Hello, when trying to train the model by myself, I met the following error:

Traceback (most recent call last):
  File ".../site-packages/torch/multiprocessing/spawn.py", line 59, in _wrap
    fn(i, *args)
  File ".../GOF_NeurIPS2021/train.py", line 340, in train
    scaler.step(optimizer_G)
  File ".../site-packages/torch/cuda/amp/grad_scaler.py", line 337, in step
    assert len(optimizer_state["found_inf_per_device"]) > 0, "No inf checks were recorded for this optimizer."

The environment is the same as in requirements.txt (besides, the package name mcubes should be PyMCubes?). I tried to comment that line in grad_scaler.py, although it can train now, the results seem not converging (output is still random noise after around 30000 steps). Any help would be appreciated!

SheldonTsui commented 2 years ago

@ashawkey For the package 'PyMCubes', thank you for pointing it out. Besides, for the running errors reported, there might be some inf or nan values in the optimizer G during training. You can try to find them out and fix the bugs accordingly.

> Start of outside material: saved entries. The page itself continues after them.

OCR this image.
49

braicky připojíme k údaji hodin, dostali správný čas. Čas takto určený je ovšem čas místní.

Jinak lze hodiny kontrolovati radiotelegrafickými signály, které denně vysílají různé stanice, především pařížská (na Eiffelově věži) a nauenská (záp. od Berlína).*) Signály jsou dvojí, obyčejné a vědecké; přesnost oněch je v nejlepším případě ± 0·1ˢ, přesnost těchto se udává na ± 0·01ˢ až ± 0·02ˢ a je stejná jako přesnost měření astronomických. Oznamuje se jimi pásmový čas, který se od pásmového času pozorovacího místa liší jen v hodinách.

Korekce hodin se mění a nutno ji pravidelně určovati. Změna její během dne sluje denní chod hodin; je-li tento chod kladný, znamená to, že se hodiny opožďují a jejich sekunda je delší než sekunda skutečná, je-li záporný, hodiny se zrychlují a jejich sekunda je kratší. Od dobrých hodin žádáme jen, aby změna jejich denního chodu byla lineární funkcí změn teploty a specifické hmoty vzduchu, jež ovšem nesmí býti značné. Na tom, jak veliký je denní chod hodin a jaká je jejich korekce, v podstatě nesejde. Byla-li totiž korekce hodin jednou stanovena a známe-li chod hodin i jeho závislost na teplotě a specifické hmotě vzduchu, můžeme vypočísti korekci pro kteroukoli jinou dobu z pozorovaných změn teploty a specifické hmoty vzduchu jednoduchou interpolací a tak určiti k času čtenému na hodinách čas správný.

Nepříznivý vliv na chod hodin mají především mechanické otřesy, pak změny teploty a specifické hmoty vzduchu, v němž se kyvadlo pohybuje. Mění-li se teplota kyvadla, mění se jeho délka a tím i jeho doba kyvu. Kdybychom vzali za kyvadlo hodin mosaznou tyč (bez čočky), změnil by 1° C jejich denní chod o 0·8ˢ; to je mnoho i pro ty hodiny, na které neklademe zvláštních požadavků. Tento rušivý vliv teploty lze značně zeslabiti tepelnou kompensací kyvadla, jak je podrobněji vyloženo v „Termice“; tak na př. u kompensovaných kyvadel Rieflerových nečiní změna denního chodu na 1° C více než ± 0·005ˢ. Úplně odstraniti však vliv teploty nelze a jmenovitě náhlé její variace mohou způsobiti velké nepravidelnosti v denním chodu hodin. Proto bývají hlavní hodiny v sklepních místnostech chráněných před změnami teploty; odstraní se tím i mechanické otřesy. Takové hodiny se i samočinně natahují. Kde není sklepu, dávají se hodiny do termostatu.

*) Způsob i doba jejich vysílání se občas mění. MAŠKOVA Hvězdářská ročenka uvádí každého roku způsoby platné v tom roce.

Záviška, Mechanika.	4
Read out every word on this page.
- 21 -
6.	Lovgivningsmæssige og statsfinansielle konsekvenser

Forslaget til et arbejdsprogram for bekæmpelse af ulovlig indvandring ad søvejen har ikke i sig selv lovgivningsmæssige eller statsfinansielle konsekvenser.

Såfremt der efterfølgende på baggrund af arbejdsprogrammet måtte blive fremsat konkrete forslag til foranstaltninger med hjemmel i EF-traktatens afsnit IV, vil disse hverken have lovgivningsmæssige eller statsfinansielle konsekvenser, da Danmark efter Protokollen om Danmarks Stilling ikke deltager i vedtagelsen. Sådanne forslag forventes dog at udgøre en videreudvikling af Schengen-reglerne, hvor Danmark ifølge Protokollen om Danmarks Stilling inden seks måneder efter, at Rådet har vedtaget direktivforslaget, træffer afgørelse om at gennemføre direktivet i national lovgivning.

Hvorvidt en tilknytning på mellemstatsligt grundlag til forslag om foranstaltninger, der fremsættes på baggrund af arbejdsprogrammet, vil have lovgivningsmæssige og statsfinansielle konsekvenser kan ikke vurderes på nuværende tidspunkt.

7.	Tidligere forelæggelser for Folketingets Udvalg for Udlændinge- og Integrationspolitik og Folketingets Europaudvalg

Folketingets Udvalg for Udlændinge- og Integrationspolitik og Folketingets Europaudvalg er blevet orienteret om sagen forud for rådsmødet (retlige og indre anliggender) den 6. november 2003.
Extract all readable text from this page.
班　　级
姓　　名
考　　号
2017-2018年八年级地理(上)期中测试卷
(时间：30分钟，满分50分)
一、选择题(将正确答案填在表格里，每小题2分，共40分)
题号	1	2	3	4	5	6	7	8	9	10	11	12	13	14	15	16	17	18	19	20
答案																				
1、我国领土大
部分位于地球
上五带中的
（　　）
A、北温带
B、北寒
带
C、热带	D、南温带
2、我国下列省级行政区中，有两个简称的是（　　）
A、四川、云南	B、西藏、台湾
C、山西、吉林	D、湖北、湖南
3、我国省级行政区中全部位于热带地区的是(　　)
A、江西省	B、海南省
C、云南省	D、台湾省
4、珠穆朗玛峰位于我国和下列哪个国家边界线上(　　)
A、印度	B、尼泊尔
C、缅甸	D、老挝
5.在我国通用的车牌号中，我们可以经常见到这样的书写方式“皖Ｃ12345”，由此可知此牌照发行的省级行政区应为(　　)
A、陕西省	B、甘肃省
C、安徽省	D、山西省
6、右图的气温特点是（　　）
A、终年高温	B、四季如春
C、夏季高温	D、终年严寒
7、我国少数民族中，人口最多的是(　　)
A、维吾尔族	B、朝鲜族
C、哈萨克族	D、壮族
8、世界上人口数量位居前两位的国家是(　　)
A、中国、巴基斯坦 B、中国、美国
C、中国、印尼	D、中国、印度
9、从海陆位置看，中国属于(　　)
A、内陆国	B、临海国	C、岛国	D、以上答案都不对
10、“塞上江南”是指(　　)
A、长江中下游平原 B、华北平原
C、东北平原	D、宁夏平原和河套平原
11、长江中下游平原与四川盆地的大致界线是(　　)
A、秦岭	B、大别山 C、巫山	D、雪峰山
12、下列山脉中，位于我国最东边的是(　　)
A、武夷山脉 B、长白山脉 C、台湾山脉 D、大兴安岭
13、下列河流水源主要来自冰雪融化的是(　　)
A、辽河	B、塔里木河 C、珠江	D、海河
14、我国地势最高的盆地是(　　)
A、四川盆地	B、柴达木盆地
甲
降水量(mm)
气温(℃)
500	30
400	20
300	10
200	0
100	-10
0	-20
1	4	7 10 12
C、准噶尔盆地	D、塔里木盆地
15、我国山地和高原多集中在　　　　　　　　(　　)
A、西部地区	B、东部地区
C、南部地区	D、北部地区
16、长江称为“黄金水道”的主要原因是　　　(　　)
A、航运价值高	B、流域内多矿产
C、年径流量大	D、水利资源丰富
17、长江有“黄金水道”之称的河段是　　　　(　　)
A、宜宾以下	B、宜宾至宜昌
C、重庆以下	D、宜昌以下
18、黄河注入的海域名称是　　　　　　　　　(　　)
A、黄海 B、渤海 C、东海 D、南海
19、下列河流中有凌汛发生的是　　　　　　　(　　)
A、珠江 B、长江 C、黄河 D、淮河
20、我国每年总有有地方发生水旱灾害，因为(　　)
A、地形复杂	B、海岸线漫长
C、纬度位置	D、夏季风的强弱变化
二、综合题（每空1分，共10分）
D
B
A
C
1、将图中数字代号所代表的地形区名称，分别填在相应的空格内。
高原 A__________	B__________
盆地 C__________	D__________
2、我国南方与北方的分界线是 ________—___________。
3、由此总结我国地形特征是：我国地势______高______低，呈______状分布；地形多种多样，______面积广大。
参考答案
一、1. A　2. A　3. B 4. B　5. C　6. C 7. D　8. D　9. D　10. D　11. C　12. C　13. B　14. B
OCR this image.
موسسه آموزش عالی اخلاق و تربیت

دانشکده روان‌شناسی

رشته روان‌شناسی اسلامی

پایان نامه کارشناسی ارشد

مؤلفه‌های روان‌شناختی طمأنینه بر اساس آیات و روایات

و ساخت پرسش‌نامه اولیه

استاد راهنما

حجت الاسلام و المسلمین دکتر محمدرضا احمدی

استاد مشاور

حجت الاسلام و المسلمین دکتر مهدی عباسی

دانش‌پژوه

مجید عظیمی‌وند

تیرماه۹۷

ashawkey commented 2 years ago

@SheldonTsui Thanks for the quick reply! However, after some more experiments, I find that all of the params in optimizer_G has None grad and are skipped in unscale_, which is quite confusing. Could you kindly provide a minimal trainable example with the code in this repo? Current scripts in auto_bash seem incomplete. (The paper also mentioned loading an early correct outward-facing pretrained model, is it also provided?)

SheldonTsui commented 2 years ago

Hi @ashawkey . I have already provided the early pre-trained models. Please refer to the updated README. Now you can debug with these early models.

ashawkey commented 2 years ago

Thanks a lot!

bluestyle97 commented 2 years ago

@ashawkey Hi, have you solved it? I also meet this problem.

SheldonTsui commented 2 years ago

I find that this bug will be encountered sometimes when I use PyTorch 1.8. At this time, I find it may be safer to use PyTorch 1.7.1 instead to avoid this problem. I'll update 'the requirement.txt' accordingly.